In August, Audry got behind the tables again in a proper club setting, at the Funky Buddha. The crowd was primarily composed of friends who'd joined in a gigantic benefit concert at the Church in July, an event designed to help Derrick and Audry cover their massive medical expenses; Audry had maxed out her benefits at $100,000. (Two similar events were held for her in San Francisco.) Since then, she's appeared in the club a handful of times; a recording of one of her sets, Live From the Funky Buddha, is available through her Web site, www.missaudry.com.
"I wasn't nervous about getting back up there," she says. "I was too excited. The music really was an important part of my therapy, I think. When something's taken away, you miss it. And when it's there again, it's all new again. You're amazed by it, enthralled. I think, in a weird way, that the accident has actually helped my career."
She pauses for a beat, then laughs.
"Not that this is really the way that I would have planned it."

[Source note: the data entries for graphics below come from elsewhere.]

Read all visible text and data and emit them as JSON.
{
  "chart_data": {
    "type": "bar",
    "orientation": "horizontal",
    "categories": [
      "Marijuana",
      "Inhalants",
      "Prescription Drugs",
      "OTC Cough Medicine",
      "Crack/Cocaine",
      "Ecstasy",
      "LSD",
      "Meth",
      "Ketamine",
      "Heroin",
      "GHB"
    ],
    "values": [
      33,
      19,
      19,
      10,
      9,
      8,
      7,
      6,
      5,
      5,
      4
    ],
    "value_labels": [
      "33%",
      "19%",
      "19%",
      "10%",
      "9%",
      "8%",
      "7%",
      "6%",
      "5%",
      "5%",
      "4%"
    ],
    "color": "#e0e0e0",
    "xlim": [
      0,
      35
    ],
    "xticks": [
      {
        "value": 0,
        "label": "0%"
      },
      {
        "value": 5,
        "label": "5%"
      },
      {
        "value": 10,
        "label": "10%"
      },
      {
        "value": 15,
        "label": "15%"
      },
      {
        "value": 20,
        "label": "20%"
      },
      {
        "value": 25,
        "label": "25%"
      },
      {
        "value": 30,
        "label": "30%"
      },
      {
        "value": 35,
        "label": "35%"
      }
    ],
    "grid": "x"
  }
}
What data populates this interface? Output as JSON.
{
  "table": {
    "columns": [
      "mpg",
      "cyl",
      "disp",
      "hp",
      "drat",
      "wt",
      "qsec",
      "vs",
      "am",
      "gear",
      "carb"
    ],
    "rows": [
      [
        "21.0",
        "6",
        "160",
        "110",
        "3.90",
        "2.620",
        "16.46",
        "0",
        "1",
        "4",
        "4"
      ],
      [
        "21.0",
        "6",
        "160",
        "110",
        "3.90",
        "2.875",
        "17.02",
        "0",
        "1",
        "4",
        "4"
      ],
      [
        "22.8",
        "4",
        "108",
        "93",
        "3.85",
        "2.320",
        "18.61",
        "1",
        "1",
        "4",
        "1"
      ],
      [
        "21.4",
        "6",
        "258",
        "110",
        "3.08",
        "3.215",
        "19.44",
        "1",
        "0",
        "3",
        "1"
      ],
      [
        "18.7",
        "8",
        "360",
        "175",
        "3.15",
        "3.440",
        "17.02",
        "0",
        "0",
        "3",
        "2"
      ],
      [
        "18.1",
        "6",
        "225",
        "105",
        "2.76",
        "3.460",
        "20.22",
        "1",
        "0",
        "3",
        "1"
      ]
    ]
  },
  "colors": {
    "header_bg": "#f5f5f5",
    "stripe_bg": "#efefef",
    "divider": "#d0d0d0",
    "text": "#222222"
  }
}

New Year's Eve 2002 found Audry perched high above a packed house at Kelly's Mission Rock, a popular late-night spot in San Francisco, in perfect command of two Technics 1200s and a mixer. She'd brought a crate of records so that, as one of 25 DJs appearing that night, she could spin the West Coast, vocal house style that fans in the Bay Area had come to expect from Miss Audry.
On the surface, the evening was not out of the ordinary. Parties, even twelve-hour parties like this one, are part of a working DJ's normal routine. Audry had seen hundreds of events like it before. Still, it felt like the most important night of her life.
"That was my first big gig after the accident, so it was really special to me for a lot of reasons," she says. "Not only was I able to DJ again, but a lot of my friends were there to kind of enjoy the whole experience with me. I felt a sense of triumph for sure, because I was able to overcome so many obstacles to get there."
According to a worst-case scenario presented to her friends and family in the hours following the accident, Audry might never have gone anywhere again. But now here she was, visiting the city she'd adopted and adored, putting her life back together like an extended dance remix.
On March 7, Audry turned 27. She entered her new year at full speed. She's seeing a vocal coach to help her reclaim her singing abilities, which disappeared when her throat was paralyzed. She's taking a Spanish class and writing lyrics and melodies for new songs, including a followup to "That Latin Track." She and her mom are planning a move from Westminster to Capitol Hill, so that Audry will be nearer to her friends and to her music. Friends say she's the same old Audry. But in some ways, she's a different person. Better.
"I don't feel like I've lost anything in any way," she says. "The type of brain injury I have, it just didn't affect me emotionally. But I feel like I probably am more positive now. I can really see the bright side; I feel really lucky that nothing is permanent with my injuries. Everything is a little harder now, but at least I can do it. That's what I have to remind myself: At least I can."